The interactive app using the model, in a lighthearted nod to the post-Impressionist painter, has been christened GauGAN.
GauGAN could offer a powerful tool for creating virtual worlds to everyone from architects and urban planners to landscape designers and game developers. With an AI that understands how the real world looks, these professionals could better prototype ideas and make rapid changes to a synthetic scene.
“It’s much easier to brainstorm designs with simple sketches, and this technology is able to convert sketches into highly realistic images,” said Bryan Catanzaro, vice president of applied deep learning research at NVIDIA.
Catanzaro likens the technology behind GauGAN to a “smart paintbrush” that can fill in the details inside rough segmentation maps, the high-level outlines that show the location of objects in a scene.
GauGAN allows users to draw their own segmentation maps and manipulate the scene, labeling each segment with labels like sand, sky, sea or snow.
Trained on a million images, the deep learning model then fills in the landscape with show-stopping results: Draw in a pond, and nearby elements like trees and rocks will appear as reflections in the water. Swap a segment label from “grass” to “snow” and the entire image changes to a winter scene, with a formerly leafy tree turning barren.
“It’s like a coloring book picture that describes where a tree is, where the sun is, where the sky is,” Catanzaro said. “And then the neural network is able to fill in all of the detail and texture, and the reflections, shadows and colors, based on what it has learned about real images.”
Despite lacking an understanding of the physical world, GANs can produce convincing results because of their structure as a cooperating pair of networks: a generator and a discriminator. The generator creates images that it presents to the discriminator.
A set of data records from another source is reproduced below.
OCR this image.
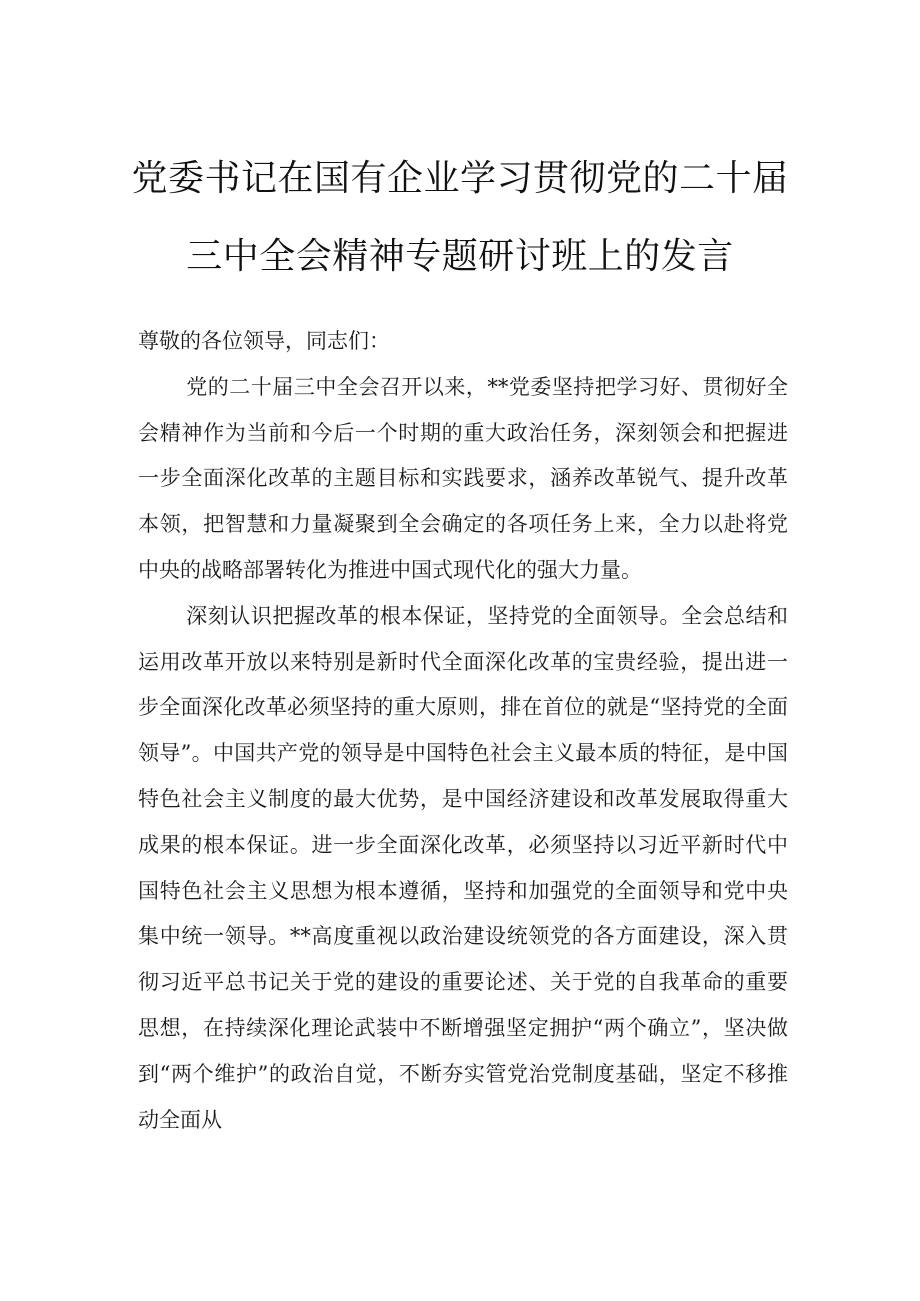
党委书记在国有企业学习贯彻党的二十届
三中全会精神专题研讨班上的发言

尊敬的各位领导，同志们：

党的二十届三中全会召开以来，**党委坚持把学习好、贯彻好全会精神作为当前和今后一个时期的重大政治任务，深刻领会和把握进一步全面深化改革的主题目标和实践要求，涵养改革锐气、提升改革本领，把智慧和力量凝聚到全会确定的各项任务上来，全力以赴将党中央的战略部署转化为推进中国式现代化的强大力量。

深刻认识把握改革的根本保证，坚持党的全面领导。全会总结和运用改革开放以来特别是新时代全面深化改革的宝贵经验，提出进一步全面深化改革必须坚持的重大原则，排在首位的就是“坚持党的全面领导”。中国共产党的领导是中国特色社会主义最本质的特征，是中国特色社会主义制度的最大优势，是中国经济建设和改革发展取得重大成果的根本保证。进一步全面深化改革，必须坚持以习近平新时代中国特色社会主义思想为根本遵循，坚持和加强党的全面领导和党中央集中统一领导。**高度重视以政治建设统领党的各方面建设，深入贯彻习近平总书记关于党的建设的重要论述、关于党的自我革命的重要思想，在持续深化理论武装中不断增强坚定拥护“两个确立”，坚决做到“两个维护”的政治自觉，不断夯实管党治党制度基础，坚定不移推动全面从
Trained on real images, the discriminator coaches the generator with pixel-by-pixel feedback on how to improve the realism of its synthetic images.
After training on real images, the discriminator knows that real ponds and lakes contain reflections — so the generator learns to create a convincing imitation.
The tool also allows users to add a style filter, changing a generated image to adapt the style of a particular painter, or change a daytime scene to sunset.
“This technology is not just stitching together pieces of other images, or cutting and pasting textures,” Catanzaro said. “It’s actually synthesizing new images, very similar to how an artist would draw something.”
While the GauGAN app focuses on nature elements like land, sea and sky, the underlying neural network is capable of filling in other landscape features, including buildings, roads and people.
The research paper behind GauGAN has been accepted as an oral presentation at the CVPR conference in June — a recognition bestowed on just 5 percent of more than 5,000 submissions.
Attendees of this week’s GPU Technology Conference can try out GauGAN for themselves with an interactive demo in the NVIDIA booth.